In between layers, scribble all over the form with a permanent marker to keep track of your layers, or alternate between text and picture areas on your newspaper. Keep adding layers of paper mache until it seems strong enough. I used five layers of newspaper.
If you are painting the form, you can smooth the surface with lightweight spackling. I rubbed spackling all over, let it dry, and then sanded with 220 grit sand paper.
I used a makeup sponge to apply several layers of diluted acrylic paint. Here it is completed:
Thank you. I’ve been looking for a way to make a “dress form” for draping so I can experiment with ways to make full body costumes for men. This is wonderful.
THANK YOU SO MUUUUUCH!!!!! i’ve been looking for something like this to work with my designs, and I was getting crazy thinking about how to make it, but your tutorial helped me a lot!!

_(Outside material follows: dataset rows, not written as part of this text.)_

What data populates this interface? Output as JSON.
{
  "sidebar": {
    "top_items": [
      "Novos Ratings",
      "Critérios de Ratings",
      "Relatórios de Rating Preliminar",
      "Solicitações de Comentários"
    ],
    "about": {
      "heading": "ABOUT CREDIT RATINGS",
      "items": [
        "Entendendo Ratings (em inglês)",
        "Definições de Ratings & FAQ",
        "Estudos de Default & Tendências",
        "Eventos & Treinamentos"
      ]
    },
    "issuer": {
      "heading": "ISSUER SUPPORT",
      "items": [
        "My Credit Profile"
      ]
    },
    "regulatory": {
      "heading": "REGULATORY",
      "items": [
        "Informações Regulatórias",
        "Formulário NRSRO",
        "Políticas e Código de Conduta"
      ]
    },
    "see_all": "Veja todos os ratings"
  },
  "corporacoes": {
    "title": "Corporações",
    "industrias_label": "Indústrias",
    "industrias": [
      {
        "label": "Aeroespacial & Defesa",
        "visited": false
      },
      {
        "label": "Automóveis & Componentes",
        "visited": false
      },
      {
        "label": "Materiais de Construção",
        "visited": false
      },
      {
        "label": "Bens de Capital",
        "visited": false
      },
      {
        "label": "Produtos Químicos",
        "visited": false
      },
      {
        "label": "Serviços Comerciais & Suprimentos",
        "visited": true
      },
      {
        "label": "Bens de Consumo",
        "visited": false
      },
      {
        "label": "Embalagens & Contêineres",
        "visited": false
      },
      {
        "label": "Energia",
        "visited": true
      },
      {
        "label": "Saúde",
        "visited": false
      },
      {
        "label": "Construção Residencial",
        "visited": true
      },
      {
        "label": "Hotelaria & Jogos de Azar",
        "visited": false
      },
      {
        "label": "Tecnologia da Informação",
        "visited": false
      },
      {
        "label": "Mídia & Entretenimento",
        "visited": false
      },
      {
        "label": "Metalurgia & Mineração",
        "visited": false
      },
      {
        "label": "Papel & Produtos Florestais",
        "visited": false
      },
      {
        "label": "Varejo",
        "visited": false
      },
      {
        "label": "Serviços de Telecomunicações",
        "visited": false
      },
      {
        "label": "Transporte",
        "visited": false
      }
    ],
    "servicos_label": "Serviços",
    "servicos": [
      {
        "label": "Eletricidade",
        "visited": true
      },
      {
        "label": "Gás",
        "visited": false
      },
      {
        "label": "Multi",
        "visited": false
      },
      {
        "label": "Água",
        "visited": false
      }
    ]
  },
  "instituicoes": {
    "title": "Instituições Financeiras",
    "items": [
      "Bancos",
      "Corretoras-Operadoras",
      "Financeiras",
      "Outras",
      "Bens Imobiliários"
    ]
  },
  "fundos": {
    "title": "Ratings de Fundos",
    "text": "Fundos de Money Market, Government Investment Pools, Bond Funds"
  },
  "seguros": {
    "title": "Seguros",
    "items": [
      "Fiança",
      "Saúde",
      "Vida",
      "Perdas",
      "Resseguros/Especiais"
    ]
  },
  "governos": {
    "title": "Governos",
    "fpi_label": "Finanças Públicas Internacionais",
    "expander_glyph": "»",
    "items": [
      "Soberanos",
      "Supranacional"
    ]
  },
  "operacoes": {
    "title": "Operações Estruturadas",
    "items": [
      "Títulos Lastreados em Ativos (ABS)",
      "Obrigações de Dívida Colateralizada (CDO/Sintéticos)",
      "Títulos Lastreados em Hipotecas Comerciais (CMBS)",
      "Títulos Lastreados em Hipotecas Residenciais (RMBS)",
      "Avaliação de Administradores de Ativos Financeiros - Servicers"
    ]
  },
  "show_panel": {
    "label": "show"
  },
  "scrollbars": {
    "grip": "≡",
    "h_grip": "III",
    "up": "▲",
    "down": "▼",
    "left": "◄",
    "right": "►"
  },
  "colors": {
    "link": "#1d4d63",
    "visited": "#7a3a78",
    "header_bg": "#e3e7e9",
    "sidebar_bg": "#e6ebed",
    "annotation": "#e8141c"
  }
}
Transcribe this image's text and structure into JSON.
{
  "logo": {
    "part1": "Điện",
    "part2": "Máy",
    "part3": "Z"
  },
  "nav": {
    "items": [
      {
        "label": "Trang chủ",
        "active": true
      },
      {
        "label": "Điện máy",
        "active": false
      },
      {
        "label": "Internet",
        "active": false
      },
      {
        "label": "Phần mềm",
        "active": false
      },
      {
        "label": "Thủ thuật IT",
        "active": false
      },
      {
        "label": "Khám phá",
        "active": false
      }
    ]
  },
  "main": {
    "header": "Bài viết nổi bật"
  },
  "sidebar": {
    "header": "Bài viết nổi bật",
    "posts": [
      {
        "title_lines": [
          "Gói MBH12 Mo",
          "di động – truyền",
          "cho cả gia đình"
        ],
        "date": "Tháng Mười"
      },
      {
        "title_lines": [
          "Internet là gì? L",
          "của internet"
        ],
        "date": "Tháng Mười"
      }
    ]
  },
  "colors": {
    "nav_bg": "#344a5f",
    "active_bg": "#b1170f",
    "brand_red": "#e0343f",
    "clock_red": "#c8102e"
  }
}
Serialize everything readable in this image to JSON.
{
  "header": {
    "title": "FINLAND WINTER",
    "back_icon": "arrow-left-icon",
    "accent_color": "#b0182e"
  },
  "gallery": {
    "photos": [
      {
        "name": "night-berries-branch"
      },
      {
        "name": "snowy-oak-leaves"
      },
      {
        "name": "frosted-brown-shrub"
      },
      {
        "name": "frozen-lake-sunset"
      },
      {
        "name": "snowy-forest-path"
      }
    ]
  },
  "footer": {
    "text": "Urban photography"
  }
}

Hi, thanks so much for your patterns, its so difficult to find these dress forms where i live and im so glad i found your site :D.. if i want to make the pants form half scale, do you know what the border would be around the page. Thanks so much
At half scale, the border would be 10 inches by 13.33 inches (about 13 5/16″), or in metric 25.4 cm by 33.9 cm. If you want to print it on letter or A4 size paper, the latest version of Adobe reader has a poster printing option that will tile the sheets for you.
This is superb and just what I have been looking for. Have you any suggestions as to how this could be suspended so that you could work on pants inn the model?
I cut two holes in the toe of a knee high stocking and put it on the pants form like underwear, then hung it from the stocking.
Hi, I’m from the philippines and my fiance got me your Halfscale pattern on craftsy and I fell inlove with, by far I already made 12 of them and I used them in teaching dressmaking. I hope you’ll create a pattern of this pants form similar to the one in craftsy because that one is musch easier to follow.
I’m really glad you are finding the half scale dress form pattern useful. Thanks for your suggestion for the pants form. I will make a half-scale sewn and stuffed pants form pattern at some point. At the moment I am working on patterns for male dress forms.
That is so awesome. I can’t wait for that pattern to try it myself! 😀
That is so awesome. I can’t wait for that pattern to try it myself! 😀
Hello! i was wondering if this is possible to printout for the half scale dressform,. if possible, what size do i print it out at? I made the haklf scale dress for, and wanted to try to make a pant form version of it. Thanks!
oops, i meant half scale, not haklf
Print at 133% to scale it up to half scale. You can use the poster option in the print window in Adobe Acrobat Reader DC to tile the pages.